Teela Sanders, Professor of Criminology at the University of Leicester and researcher on stripping and sex work, asserts that “other feminists doing this to women […] is as damaging as the misogynist policies found in other labour environments that the women’s movement has been working so hard against”. In turn, Sanders locates the “harmful speech, influence and actions by so-called women’s organisations” as reflecting a wider trend: “We see across the globe the stripping back of rights for women, most recently in the abortion laws in the U.S. What we see in the U.K. is feminist organisations attacking other women for the work they choose, under a range of circumstances and real-life options, to make a living from”.
Those campaigning for strip and lap dancing club closures insist strippers are treated solely as ‘sex objects’, that the choice of women to work in SEVs is mere ‘myth’ or illusion, and that these women are either victims or in denial of their circumstance. This “cowardly” approach, declares Sanders, whereby “sex workers, marginalised, stigmatised and sometimes vulnerable, are denied platforms to rebut claims of victimhood which many do not recognise as their experience”.
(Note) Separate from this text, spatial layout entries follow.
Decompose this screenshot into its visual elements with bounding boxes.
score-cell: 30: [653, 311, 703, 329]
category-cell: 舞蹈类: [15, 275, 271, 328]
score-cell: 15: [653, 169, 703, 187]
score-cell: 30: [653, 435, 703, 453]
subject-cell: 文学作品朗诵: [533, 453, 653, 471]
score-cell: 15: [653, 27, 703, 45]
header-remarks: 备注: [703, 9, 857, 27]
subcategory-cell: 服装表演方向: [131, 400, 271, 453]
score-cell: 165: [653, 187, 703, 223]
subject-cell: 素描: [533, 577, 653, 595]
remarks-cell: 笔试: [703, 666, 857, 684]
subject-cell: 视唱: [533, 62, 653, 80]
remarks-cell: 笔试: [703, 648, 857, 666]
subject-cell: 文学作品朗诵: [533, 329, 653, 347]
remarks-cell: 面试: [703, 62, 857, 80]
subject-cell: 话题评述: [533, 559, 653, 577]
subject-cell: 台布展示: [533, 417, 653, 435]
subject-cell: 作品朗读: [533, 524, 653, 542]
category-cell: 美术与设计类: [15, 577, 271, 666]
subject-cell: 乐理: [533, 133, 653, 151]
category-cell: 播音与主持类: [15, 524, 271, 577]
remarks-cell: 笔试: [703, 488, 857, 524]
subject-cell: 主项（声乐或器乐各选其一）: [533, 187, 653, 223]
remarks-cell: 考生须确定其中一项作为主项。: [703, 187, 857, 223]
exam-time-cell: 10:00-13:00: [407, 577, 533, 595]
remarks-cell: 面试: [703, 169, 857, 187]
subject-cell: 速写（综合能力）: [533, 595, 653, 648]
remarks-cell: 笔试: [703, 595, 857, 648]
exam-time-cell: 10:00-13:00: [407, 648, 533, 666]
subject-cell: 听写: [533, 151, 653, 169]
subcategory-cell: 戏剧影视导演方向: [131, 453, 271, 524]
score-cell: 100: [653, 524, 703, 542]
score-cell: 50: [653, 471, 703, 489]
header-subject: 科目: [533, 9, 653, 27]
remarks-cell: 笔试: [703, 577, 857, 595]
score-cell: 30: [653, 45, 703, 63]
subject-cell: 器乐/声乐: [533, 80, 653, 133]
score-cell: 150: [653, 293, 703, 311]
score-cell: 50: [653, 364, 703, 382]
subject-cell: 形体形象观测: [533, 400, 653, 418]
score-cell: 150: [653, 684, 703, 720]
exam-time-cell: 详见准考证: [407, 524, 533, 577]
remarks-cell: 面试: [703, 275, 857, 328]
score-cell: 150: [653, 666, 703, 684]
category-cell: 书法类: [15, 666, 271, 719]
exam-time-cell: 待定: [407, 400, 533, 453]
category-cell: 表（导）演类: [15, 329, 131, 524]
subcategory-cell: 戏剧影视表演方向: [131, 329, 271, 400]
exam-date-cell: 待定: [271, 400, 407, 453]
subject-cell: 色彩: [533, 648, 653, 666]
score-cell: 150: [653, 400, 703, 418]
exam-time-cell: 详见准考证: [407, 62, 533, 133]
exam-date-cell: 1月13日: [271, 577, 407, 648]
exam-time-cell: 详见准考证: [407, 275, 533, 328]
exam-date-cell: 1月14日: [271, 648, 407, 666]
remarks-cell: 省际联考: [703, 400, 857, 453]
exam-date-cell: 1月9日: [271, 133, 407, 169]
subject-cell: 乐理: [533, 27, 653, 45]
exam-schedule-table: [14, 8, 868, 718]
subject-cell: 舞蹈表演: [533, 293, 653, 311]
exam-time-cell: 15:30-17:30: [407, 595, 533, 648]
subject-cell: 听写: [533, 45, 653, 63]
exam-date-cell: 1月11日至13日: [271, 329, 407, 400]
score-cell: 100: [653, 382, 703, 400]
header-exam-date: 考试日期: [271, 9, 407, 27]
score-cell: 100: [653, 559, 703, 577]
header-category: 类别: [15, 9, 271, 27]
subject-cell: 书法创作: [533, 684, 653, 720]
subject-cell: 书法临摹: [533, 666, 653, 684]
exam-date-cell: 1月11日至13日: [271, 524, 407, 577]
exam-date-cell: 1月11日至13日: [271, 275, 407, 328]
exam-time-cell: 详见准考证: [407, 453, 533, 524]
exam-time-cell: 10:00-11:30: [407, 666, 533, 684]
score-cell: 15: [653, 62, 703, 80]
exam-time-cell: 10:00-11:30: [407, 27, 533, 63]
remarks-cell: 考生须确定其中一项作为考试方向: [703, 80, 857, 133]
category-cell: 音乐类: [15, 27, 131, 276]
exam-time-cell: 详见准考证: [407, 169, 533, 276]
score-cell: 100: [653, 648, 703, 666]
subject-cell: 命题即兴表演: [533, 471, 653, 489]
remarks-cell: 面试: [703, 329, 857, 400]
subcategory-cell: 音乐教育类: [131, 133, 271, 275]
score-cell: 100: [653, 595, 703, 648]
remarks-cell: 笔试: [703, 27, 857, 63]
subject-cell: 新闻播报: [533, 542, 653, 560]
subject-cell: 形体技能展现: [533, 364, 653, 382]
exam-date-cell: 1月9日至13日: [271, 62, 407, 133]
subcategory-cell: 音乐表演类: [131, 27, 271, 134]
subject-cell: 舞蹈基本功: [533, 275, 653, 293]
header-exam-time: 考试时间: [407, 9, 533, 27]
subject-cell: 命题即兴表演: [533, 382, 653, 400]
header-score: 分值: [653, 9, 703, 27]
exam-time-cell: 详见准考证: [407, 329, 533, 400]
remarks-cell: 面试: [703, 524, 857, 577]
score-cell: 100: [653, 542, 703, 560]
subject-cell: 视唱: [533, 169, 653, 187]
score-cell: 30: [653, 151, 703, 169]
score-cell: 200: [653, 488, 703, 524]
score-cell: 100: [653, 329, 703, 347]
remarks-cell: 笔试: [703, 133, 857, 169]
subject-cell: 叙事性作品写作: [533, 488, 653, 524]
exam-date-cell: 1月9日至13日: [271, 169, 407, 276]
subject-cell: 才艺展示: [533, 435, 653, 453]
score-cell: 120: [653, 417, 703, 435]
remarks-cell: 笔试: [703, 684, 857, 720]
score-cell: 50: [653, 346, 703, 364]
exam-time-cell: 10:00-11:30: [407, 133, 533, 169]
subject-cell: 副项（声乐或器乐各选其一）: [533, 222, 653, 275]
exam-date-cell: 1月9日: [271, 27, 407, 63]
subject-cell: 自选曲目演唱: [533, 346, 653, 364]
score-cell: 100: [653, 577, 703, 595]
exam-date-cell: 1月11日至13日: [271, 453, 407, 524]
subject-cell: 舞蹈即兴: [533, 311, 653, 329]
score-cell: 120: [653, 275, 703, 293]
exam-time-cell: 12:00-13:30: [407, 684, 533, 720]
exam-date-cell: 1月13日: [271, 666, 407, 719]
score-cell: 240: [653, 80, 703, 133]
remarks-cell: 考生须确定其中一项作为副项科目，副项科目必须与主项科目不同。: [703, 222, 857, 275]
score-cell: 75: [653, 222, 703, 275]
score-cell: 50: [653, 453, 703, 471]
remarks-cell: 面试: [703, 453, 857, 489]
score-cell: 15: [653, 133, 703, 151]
In Scotland, where the government considers stripping and lap dancing forms of ‘commercial sexual exploitation’, calls for a Scottish Model that criminalises sex work clients could gain greater influence over local legislation. In response to Glasgow City Council’s current consultation on SEV licensing, GMB Scotland deemed the process an “opportunity” for female strippers and sex workers to be heard by “a political establishment that, so far, has tried to exclude them from the conversation”. GMB Scotland Organiser, Rhea Wolfson, stresses that “the council must realise what is at stake here: hundreds of jobs in Glasgow could potentially be lost. The real consequences of ending club licences would be that workers no longer have access to their trade union and the industry would continue unregulated and underground”.
The refusal to listen to, engage with, or empower the legitimate concerns of strippers and lap dancers exposes the inherent hypocrisy, harm, and hierarchical control of anti-sex work campaigners. As the United Voices of the World (UVW) Union emphasises that “dancers are best placed to advocate for their own rights and safety at work” and GMB Scotland supports “the regulation of clubs with workers’ safety at the core of any regulatory scheme”, better ways to protect strippers are clearly to listen, respect, and support their own, self-led campaigns for workplace equality.
Indeed, often lost in a surge of dogmatic, sensationalised stances on the morality of sex work are solid suggestions as to how regulation could safeguard strippers from the precarity of working as self-employed while sometimes being expected to pay steep house fees to perform at their club of choice. Banning clubs completely limits any opportunity for the decriminalisation of sex work to be guided by strippers and their unions, shaped by experience, and vested in the interest of protecting dancers’ employment rights, job security, and safety above all else.